If a parent won’t sign an IEP, does the school system have the right and ability to sue the parent on behalf of the student? In the eyes of the system, the student would not be receiving FAPE.
Does the judge ever go against the wishes of a parent?
Yes, this does happen. It’s often called “reverse due process.” I don’t know how often it happens, but it is not unusual.
Reverse due process hearings are a defensive legal strategy used by school districts.
The motivation that drives reverse due process hearings is the school’s fear that the parents will prevail on a claim that the school’s IEP did not provide FAPE.
If a parent does not agree with the IEP because they believe it is not appropriate, the school may request a due process hearing against the parent. The school will ask the Hearing Officer or Administrative Law Judge to rule that the proposed IEP is appropriate.
If the HO rules that the school’s IEP is appropriate, the parent is unlikely to prevail on a claim that the IEP was not appropriate.

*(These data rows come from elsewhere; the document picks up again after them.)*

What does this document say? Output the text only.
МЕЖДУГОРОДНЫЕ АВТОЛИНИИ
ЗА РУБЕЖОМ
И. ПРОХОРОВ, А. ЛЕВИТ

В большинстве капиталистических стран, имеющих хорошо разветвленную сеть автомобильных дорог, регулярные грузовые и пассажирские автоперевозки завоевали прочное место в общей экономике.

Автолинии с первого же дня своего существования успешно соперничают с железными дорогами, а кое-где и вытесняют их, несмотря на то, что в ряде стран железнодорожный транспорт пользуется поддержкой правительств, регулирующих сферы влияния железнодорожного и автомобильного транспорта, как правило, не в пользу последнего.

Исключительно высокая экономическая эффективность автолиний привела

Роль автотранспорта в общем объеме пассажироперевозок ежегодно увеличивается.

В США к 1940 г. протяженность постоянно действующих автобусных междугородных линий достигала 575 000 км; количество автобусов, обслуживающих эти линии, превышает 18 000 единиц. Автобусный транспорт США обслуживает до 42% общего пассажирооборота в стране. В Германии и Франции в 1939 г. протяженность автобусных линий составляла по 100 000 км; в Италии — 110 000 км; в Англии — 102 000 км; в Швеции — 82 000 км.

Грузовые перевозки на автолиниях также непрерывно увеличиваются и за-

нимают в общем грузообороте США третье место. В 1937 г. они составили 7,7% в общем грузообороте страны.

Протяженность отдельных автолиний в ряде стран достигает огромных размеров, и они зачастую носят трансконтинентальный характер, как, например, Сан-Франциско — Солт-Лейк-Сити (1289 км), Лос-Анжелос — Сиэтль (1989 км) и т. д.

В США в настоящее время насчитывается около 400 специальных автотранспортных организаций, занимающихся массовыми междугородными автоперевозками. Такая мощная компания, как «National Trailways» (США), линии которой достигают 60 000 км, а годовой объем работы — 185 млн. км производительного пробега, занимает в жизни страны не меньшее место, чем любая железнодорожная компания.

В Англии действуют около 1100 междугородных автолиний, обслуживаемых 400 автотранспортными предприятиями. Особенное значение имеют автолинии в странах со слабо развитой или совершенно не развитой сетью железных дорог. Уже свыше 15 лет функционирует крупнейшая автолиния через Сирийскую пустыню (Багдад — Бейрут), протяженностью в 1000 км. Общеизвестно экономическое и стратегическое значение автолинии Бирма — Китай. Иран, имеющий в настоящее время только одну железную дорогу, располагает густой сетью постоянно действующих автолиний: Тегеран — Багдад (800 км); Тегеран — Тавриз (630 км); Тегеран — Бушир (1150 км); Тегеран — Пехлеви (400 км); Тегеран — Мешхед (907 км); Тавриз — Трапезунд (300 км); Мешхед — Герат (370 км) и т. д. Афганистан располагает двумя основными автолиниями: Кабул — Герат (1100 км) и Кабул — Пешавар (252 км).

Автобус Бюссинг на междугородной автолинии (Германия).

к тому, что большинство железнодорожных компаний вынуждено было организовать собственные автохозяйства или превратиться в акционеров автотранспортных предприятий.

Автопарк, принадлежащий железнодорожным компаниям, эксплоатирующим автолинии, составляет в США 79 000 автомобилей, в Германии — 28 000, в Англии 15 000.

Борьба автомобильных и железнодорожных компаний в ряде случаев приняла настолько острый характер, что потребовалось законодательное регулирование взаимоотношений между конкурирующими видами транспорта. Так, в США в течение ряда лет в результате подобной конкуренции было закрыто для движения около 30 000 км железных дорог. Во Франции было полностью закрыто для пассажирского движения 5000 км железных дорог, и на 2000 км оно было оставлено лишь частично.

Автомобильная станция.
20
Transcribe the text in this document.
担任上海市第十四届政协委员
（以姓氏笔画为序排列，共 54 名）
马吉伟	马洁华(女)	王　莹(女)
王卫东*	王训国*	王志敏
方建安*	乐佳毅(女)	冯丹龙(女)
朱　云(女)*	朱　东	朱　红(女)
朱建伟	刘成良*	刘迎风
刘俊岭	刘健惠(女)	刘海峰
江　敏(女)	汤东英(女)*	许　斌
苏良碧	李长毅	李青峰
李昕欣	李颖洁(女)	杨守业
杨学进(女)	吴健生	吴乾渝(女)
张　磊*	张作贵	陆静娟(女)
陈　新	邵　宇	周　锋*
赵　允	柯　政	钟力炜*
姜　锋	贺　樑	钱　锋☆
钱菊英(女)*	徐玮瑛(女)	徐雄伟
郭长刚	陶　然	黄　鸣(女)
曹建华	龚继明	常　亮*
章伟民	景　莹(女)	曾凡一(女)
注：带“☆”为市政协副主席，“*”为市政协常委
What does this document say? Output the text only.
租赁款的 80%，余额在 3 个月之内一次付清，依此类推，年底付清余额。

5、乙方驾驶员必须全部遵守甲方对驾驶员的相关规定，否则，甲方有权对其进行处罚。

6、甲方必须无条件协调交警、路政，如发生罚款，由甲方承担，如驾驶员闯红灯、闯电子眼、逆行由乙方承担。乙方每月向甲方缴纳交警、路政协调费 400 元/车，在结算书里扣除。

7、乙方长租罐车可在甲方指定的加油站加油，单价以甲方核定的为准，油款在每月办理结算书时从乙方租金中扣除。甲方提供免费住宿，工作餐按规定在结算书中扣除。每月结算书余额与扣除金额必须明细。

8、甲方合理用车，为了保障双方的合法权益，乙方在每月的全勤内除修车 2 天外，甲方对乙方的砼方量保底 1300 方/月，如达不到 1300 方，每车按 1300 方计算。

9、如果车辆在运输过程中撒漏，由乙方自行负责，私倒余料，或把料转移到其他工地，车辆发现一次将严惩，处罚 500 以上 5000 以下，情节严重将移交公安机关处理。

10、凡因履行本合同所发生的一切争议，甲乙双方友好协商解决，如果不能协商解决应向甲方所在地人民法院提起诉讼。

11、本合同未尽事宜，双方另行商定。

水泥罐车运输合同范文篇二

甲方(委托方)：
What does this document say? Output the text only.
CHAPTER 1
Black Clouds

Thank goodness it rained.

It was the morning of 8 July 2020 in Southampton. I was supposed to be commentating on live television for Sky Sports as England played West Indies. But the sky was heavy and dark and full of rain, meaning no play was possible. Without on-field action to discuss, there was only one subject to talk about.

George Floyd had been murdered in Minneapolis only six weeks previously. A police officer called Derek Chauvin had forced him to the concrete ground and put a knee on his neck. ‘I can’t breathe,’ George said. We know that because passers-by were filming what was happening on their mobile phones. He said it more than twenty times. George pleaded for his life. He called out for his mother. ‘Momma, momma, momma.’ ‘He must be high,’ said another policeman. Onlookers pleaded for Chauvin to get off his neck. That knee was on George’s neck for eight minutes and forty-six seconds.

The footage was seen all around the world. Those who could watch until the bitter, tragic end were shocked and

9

BUT, IDEA 2004 changed the rules for initial IEPs. Parents may refuse to consent to the “initial IEP” without any penalty or fear that they will be sued by the school.
A few months ago, the USDOE proposed to amend a regulation so parents could withdraw/revoke consent for their child’s placement in special ed at any time. If this reg is adopted, the school district would not use due process or forced mediation in response to the parents withdrawal of the child.